Study Quantifies Defined Benefit Advantage

Over the last decade as more employers have either terminated their defined benefit pension plans, or converted them to defined contribution plans, the American public has become increasingly concerned with retirement security.

Because defined contribution plans shift from employers to employees the longevity risk, that is, the risk that the employees might outlive their benefits, employers and their high-paid consultants have tried to convince workers that defined contribution plans are superior to defined benefit plans. This sales job is usually along the lines of: “it’s your money, you should determine how to invest it and how you want to spend it.”

Likewise, because defined contribution plans offer Wall Street the opportunity to charge higher fees, the big investment brokerage firms have also spent millions promoting defined contribution plans over defined benefit plans. It’s the same reason they have promoted privatizing the Social Security system --- higher profits.

Until now, it has been difficult to respond to these sales jobs with hard figures, because quantification is very difficult. Now, however, such quantification has taken place, and it proves what everyone knew through common sense: substituting risky defined contribution plans for defined benefit plans will cost workers a lot of money when they reach retirement.

In May of this year the Employee Benefits Research Institute (EBRI), a highly regarded Washington, D.C. think tank, issued the results of an extensive statistical analysis of the future of retirement security.

The researchers identified the current level of assets in defined benefit plans and defined contribution plans in the United States. Generally, defined benefit plans provide for the payment of benefits in regular monthly payments for the participant’s lifetime, while defined contribution plans provide for a single lump sum payment of the participant’s account balance on the date of retirement.

For the first time ever, the EBRI research has quantified exactly how much more valuable monthly annuity payments for life are than receiving the same amount of money in a single lump sum payment.

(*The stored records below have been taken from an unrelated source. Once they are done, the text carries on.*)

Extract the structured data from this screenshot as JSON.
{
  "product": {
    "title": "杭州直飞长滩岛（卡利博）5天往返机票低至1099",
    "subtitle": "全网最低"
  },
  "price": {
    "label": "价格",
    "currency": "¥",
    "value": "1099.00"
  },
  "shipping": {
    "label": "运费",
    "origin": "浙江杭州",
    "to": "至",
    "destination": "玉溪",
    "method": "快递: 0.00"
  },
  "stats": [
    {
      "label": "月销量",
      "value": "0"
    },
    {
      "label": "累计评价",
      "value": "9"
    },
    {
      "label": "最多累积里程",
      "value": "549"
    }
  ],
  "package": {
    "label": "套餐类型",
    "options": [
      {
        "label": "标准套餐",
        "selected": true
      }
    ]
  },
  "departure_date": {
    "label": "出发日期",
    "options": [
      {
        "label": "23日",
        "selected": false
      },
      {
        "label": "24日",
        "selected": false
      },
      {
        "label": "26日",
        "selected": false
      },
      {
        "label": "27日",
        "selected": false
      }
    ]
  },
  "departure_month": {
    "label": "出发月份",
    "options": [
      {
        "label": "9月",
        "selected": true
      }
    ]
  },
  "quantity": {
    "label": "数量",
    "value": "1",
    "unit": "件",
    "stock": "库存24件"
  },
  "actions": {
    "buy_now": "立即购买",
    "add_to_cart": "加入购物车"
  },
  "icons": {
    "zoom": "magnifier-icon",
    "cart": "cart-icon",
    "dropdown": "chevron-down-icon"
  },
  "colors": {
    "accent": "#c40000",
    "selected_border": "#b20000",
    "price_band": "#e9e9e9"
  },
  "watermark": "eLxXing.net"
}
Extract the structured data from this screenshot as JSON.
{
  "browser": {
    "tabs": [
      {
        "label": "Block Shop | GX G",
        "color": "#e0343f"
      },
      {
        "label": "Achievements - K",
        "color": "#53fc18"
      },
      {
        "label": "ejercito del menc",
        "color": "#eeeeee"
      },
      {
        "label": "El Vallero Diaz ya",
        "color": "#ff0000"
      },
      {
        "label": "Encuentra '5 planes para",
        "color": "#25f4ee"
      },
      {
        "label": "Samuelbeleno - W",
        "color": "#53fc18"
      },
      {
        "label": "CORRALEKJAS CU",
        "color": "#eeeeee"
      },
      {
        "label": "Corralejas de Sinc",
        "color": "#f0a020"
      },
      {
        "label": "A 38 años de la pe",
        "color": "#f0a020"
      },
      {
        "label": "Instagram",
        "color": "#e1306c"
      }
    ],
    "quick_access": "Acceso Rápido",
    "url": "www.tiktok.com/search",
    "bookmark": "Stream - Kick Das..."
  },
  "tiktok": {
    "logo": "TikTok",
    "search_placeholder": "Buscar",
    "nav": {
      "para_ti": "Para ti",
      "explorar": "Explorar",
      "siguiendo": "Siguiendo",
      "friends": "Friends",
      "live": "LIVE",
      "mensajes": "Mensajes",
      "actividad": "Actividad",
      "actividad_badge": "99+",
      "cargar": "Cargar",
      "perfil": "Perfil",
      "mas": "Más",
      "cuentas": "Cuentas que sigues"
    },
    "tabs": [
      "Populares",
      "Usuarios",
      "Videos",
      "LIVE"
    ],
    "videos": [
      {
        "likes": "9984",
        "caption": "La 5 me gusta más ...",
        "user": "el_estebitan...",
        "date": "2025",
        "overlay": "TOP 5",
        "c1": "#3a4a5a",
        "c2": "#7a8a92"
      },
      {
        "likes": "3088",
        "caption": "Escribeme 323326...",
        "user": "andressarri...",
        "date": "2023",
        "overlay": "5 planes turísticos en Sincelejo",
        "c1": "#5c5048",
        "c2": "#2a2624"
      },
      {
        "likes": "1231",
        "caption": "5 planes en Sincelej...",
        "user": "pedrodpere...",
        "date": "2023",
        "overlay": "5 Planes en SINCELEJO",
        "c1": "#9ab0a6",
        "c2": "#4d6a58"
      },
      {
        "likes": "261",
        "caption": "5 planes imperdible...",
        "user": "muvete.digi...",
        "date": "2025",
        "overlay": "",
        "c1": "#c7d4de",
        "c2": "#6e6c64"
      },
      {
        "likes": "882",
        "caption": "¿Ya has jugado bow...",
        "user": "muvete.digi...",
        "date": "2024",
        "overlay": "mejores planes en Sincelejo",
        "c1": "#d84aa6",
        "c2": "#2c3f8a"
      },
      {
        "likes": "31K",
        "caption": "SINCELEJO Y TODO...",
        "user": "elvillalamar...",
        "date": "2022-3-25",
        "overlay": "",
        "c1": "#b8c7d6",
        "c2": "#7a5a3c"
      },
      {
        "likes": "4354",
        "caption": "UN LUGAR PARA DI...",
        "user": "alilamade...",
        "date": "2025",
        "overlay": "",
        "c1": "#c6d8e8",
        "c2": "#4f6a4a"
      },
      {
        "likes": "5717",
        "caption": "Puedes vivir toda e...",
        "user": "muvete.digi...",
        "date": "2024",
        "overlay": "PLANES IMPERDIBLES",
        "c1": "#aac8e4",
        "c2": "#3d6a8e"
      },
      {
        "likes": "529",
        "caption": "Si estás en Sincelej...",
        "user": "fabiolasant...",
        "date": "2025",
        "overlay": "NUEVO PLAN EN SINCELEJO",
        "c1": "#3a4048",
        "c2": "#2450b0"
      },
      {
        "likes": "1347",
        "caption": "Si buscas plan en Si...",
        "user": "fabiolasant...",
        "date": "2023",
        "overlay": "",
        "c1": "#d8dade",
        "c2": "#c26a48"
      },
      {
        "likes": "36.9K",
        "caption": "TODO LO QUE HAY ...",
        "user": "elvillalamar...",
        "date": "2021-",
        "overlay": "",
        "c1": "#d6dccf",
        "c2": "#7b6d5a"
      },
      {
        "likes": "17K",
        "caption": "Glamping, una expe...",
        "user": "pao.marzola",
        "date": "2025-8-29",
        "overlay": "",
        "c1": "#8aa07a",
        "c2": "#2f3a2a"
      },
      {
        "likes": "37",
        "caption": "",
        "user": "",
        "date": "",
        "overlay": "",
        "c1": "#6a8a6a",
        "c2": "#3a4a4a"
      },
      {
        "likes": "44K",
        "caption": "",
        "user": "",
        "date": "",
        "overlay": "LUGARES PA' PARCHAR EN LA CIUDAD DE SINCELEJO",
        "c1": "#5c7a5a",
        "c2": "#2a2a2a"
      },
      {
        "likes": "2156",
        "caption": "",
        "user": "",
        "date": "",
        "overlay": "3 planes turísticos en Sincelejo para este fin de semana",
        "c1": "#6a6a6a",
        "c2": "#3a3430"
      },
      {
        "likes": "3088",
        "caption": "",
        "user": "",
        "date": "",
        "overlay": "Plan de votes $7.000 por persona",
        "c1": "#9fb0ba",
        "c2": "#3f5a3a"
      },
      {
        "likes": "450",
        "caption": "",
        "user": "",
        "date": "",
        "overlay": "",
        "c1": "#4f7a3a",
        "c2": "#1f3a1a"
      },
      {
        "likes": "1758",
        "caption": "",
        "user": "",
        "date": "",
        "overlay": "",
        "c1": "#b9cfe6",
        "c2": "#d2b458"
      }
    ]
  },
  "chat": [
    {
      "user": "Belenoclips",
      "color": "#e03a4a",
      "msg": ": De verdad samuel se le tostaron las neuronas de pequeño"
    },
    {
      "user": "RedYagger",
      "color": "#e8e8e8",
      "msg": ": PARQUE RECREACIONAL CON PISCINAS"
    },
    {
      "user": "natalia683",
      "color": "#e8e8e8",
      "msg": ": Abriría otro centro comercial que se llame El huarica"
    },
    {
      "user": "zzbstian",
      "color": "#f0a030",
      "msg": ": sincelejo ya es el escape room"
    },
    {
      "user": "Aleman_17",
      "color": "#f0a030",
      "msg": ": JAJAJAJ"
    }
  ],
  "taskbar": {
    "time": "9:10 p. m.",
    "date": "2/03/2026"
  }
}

The study found that if all defined benefit pension plans that currently pay benefits in a monthly annuity were to convert to paying only in a lump sum, on average, participants would need to begin saving an additional 14% a year to maintain the same retirement security.

On the other hand, the study found that if all defined contribution plans paying benefits as lump sums were converted to paying monthly benefits for life, participants would be able to reduce their future savings for retirement by 30% a year and still maintain the same level of retirement security.

This large difference in the outcomes between receiving monthly payments versus a single lump sum payment is attributable solely to longevity risk --- the risk that you will outlive your benefits. Obviously, in defined benefit plans the longevity risk is zero. You cannot outlive monthly benefits for life.

But you can outlive a lump sum payment. In fact it’s just about impossible to assure that your life and your money both last the same amount of time. One always outlives the other. By putting a price on longevity risk, the Employee Benefits Research Institute has provided a quantitative measure of the advantage of defined benefit pensions over defined contribution pensions --- 30%.